King Kelly was one of the best known and flamboyant early stars of baseball. Welch played against him extensively and had some fun memories of the experience:

“That King Kelly was a tough one. He didn’t look tough, or talk tough, but he was tough. When I was pitching against him, I used to shy the first one up around his ears.

“He would say in his rich brogue, ‘Now, now, Mickey, me bye, I’m just after getting’ me chin shaved this morning.’

“I’d usually let him alone after that mild warning because if I didn’t, he’d throw the bat at me.”

Baseball changed greatly from the time Welch made his living on the mound until when he gave this interview. While he was still clearly a big fan, he didn’t like all of the evolution. In particular, he was disheartened by how he perceived pitching to have declined since his playing days:

“I don’t blame the modern pitchers for being so dopey. They lack mental agility because the game today is all stand and slug. If you don’t slug, you lose.
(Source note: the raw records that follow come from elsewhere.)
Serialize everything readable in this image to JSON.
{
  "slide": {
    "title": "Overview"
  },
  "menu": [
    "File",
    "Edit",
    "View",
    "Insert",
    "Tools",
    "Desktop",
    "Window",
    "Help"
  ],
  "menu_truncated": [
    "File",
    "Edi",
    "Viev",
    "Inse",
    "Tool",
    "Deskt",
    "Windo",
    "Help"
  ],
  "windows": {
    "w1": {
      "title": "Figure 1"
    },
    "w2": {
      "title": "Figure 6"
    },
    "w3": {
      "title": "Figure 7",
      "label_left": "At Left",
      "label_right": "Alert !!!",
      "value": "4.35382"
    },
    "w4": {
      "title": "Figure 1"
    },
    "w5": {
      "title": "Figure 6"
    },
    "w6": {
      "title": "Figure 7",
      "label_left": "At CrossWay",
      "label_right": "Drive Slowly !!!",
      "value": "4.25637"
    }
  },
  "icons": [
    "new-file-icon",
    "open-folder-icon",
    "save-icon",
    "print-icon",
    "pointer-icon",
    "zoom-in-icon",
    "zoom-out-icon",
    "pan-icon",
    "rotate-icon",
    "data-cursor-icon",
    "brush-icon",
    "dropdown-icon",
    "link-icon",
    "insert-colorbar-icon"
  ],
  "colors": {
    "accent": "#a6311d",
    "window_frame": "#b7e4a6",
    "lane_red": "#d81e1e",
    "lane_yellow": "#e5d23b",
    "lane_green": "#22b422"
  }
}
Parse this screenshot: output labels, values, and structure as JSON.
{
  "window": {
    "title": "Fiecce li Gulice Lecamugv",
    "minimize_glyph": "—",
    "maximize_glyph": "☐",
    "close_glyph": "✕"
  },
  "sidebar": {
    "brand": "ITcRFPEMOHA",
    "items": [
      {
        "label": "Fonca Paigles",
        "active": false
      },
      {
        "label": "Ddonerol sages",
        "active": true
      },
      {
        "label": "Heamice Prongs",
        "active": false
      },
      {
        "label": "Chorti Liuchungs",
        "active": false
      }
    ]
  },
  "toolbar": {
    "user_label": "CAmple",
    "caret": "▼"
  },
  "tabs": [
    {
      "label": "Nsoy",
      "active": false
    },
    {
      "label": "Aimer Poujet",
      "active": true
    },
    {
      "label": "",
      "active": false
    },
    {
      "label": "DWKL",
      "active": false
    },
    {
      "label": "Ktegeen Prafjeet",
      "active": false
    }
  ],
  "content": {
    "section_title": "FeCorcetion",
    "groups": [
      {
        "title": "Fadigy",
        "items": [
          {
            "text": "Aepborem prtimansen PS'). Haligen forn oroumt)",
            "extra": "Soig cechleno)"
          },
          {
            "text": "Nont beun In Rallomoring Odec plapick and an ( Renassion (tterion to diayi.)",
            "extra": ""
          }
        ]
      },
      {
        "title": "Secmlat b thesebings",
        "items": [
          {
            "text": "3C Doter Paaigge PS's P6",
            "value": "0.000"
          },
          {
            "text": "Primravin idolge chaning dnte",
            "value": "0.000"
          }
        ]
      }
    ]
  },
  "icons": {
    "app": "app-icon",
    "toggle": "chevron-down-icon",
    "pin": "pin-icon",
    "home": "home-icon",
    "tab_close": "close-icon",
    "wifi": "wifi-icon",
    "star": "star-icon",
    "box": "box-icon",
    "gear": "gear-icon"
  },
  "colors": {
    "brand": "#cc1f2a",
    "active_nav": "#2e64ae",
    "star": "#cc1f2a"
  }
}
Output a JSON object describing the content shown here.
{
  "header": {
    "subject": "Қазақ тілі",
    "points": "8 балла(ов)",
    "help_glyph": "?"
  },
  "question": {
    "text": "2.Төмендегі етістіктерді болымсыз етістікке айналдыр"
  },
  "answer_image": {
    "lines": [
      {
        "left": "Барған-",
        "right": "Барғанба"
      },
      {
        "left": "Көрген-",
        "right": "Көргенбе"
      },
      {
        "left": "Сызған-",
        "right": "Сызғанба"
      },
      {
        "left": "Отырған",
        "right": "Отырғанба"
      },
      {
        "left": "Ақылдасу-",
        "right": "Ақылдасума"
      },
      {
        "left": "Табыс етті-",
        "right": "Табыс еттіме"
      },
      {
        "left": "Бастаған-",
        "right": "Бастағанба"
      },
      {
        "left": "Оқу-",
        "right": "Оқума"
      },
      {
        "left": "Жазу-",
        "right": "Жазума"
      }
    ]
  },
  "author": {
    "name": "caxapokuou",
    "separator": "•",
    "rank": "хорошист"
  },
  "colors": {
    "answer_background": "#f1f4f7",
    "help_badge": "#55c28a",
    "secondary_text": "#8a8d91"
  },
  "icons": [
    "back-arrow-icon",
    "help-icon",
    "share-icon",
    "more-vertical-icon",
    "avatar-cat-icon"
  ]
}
And I say sluggers wouldn’t get a chance against smart pitching. McGraw and Hubbell, in his prime, both proved it.”

Expecting that baseball fans would pick him apart for not choosing seeming “no-brainers” for his all-time team, Welch laid out his reasoning on some specific legends of the game:

“You probably wonder why I don’t pick Hal Chase, Lou Gehrig or Bill Terry at first base over Jack Doyle. Well, I’ll tell you — they were lopsided. They didn’t have balance. For instance, Chase could field but couldn’t hit. Gehrig could hit but couldn’t field. Terry would hit and field but couldn’t run the bases. Jack Doyle could do everything and do it well.”

One baseball icon that he didn’t seem to hold in the same regard as most was Pittsburgh Pirates shortstop Honus Wagner, still seen as an all-time talent by many to this day:

“I like Honus Wagner. I didn’t see an awful lot of him. But I do know he wasn’t much on the basepaths. He wasn’t a well-rounded player and he didn’t have the fire, the never-give-up, murder those so-and-so’s spirit of Ed Williamson.”

Using his own intimate knowledge of what makes an effective pitcher, Welch also broke down his selections for his pitching staff:

“Matty, Tim Keefe and Clarkson could handle any club you threw against them. And for your lefty, I’d take Hubbell. He’s a cool proposition. He won a pennant, carrying a bunch of Joe Nobodies with him. Imagine winning on one run, week after week.”

Babe Ruth is on practically everyone’s all-time team. Not Welch’s. He also delved into why the Bambino wasn’t able to make the cut:

“My outfield of Duffy, Cobb and Keeler is fast, they are good hitters and good throwers. My goodness! I know I left Ruth off. He had Combs playing his territory for him half the time. And Ruth was no base runner. And no great shucks as a fighter. I tell you I want all-around men, with balance and fire.”

When asked to name the ideal player; his best player of all time, Welch didn’t hold back. He went with a friend and a former teammate that he swore was the most versatile and talented ball player he ever saw:

“The greatest all-around ball player of all time was Buck Ewing. He could hit, run and throw. I worked with him for 11 years and I know what he could do. He used to stay up all night thinking about ways to upset his rivals of the next day. He’d do anything to win. Like McGraw, he’d find out something about an opposing pitcher’s love affairs. Next day, he’d be out there shouting at him, driving the poor fellow dippy. Like McGraw, his motto was, if you’re losing, knock the other fellow down, rough him up, kick him in the sins, poke his eyes out, break his skull open — but beat him. Buck Ewing was the first to originate pre-game clubhouse meetings. Every club in organized baseball copies Ewing’s stunt today.”

Maybe Welch was way off base with his picks, or maybe he was right on the nose. It would be great to be able to see his hand-picked squad come together as one during their prime and test his theories and convictions. While that’s not possible, the next best thing is hearing why the venerable old pitcher (who passed away in 1941) believed what he believed and how he relived the exploits of some of the great old players he recalled so fondly.